Début Juin, Bagdad avait arrêté totalement ses exportations pour protester contre la reconduction pour un mois, au lieu de six, de cette dérogation à l'embargo qui lui permet depuis 1996 de vendre du pétrole sous contrôle international pour acheter des vivres et des médicaments. La situation reste tendue, même si le sous-secrétaire d'Etat au ministère du Pétrole a annoncé lundi la reprise de la production (à hauteur de un million de barils par jour).
Pressions de l'OPEP
En faisant ainsi pression sur les pays occidentaux importateurs, Bagdad espère que l'accord qui reste à négocier sera favorable au développement de son économie, essentiellement pétrolière.
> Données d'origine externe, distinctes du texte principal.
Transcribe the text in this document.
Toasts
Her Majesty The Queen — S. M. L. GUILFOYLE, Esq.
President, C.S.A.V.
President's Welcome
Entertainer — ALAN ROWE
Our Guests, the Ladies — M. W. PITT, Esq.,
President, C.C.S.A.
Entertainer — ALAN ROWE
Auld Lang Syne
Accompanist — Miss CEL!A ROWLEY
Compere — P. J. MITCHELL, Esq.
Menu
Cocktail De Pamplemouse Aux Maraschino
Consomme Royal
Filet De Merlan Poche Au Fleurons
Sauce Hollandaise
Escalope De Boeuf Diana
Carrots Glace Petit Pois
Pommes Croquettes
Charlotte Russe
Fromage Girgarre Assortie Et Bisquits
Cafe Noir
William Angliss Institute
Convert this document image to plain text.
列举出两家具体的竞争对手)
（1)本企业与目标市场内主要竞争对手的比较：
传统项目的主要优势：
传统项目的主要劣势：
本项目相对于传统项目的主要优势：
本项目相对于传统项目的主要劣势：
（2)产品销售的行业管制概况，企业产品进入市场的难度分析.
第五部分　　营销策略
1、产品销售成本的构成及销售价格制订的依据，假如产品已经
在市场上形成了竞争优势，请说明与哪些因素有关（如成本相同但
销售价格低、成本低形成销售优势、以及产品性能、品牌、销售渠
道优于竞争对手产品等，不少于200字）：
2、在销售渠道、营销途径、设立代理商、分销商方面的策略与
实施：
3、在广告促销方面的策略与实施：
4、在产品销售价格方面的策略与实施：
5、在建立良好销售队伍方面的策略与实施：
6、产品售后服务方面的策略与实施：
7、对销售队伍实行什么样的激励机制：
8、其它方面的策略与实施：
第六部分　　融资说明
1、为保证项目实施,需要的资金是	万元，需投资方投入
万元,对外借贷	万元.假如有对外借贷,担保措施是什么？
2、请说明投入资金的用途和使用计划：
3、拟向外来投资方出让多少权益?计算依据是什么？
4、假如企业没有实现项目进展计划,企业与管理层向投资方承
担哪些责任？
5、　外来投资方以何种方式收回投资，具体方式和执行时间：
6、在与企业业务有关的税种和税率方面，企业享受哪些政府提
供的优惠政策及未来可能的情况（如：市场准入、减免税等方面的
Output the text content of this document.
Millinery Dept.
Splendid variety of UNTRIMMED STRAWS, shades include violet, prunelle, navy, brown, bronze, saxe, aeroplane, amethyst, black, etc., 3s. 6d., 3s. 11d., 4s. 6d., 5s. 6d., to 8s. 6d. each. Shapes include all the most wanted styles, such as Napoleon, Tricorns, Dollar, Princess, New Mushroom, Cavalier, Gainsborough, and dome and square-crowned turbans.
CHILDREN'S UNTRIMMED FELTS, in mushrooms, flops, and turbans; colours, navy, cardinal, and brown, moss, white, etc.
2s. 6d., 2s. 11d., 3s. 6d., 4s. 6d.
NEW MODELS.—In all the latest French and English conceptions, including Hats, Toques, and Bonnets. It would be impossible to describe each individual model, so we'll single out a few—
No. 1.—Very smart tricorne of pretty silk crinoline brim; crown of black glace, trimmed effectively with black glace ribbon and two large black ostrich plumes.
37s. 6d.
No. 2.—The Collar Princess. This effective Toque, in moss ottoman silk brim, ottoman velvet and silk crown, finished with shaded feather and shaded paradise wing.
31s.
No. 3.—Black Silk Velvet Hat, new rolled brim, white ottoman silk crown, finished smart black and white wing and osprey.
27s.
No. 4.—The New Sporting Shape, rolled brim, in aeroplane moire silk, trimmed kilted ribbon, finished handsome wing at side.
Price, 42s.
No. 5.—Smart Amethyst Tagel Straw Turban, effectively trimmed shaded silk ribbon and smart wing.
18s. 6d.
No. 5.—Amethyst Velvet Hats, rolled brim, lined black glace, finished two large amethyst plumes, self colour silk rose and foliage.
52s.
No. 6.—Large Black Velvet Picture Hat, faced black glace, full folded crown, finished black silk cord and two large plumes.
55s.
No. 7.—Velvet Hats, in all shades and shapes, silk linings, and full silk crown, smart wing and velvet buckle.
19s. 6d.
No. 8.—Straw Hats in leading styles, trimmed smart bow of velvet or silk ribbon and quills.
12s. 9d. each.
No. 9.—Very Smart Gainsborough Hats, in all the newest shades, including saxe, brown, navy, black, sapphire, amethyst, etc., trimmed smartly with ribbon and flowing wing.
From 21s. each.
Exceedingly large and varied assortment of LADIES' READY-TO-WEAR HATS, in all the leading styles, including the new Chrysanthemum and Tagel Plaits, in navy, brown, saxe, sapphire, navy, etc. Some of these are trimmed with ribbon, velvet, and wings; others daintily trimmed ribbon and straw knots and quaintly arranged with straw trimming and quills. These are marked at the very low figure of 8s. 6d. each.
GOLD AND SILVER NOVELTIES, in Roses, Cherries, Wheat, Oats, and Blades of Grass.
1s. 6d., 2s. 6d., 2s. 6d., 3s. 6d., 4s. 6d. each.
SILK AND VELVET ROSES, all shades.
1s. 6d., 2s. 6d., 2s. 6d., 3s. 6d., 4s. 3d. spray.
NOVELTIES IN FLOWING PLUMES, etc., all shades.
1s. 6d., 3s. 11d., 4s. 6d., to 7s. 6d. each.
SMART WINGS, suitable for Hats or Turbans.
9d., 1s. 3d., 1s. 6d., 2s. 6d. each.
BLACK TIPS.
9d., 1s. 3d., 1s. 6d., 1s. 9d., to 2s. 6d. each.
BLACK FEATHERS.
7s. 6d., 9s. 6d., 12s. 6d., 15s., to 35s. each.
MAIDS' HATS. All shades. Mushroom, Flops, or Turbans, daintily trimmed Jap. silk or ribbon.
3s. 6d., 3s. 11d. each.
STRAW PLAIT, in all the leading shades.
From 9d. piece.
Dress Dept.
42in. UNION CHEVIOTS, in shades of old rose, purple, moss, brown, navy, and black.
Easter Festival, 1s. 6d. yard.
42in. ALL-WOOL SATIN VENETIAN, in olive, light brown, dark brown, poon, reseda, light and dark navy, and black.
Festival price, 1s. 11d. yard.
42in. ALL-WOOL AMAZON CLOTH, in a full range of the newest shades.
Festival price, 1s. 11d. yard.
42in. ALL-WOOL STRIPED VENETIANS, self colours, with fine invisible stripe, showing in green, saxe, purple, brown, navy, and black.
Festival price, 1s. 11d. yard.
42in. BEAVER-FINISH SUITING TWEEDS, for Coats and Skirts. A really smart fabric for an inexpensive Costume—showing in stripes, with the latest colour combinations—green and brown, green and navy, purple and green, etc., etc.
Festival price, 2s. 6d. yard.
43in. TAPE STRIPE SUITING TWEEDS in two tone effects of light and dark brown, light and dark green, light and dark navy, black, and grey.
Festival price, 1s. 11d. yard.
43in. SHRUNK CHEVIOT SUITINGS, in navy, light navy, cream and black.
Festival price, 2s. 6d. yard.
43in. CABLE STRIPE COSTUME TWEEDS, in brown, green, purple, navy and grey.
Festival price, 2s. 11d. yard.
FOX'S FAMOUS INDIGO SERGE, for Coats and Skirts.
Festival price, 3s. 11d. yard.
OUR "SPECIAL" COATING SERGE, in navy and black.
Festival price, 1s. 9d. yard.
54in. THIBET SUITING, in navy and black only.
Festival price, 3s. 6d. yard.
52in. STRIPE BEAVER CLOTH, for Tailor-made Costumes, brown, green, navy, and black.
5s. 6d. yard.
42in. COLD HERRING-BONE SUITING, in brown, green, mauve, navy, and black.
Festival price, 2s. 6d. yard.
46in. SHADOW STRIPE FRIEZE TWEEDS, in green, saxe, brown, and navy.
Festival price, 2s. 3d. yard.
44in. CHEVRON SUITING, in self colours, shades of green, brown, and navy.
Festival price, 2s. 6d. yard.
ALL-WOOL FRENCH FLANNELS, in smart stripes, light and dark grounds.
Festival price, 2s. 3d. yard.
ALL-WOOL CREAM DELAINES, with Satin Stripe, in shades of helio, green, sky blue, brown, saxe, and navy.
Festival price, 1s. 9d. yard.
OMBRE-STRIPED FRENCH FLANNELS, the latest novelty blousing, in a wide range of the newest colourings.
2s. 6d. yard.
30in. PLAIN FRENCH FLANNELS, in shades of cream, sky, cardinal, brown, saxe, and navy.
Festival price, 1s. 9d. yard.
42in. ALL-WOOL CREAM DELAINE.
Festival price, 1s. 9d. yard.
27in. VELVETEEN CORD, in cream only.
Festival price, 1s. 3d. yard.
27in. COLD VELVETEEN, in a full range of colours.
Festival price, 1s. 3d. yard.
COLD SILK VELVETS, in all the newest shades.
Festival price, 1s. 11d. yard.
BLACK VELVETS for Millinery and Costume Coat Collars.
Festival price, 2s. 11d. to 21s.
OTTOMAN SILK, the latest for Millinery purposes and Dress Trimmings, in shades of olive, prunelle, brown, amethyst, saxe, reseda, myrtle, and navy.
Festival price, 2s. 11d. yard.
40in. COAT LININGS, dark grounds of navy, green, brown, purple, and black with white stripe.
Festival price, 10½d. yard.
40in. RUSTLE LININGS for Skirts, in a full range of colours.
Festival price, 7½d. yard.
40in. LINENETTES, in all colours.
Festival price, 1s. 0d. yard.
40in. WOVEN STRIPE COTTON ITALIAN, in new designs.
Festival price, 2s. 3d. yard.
Pour calmer le jeu, la France a proposé d'interrompre les inspections sur le terrain et d'instaurer un contrôle continu des armements irakiens par le biais de satellites d'observation.
De son côté l'OPEP, l'Organisation des pays producteurs de pétrole, devrait décider du niveau de sa production pour les prochains mois à venir sans attendre la décision de l'ONU réglementant le marché irakien. Pour l'ensemble des pays producteurs, cette décision serait une façon de réaffirmer avec force leur indépendance vis-à-vis des Etats-Unis, adversaires historiques de l'Irak de Saddam Hussein.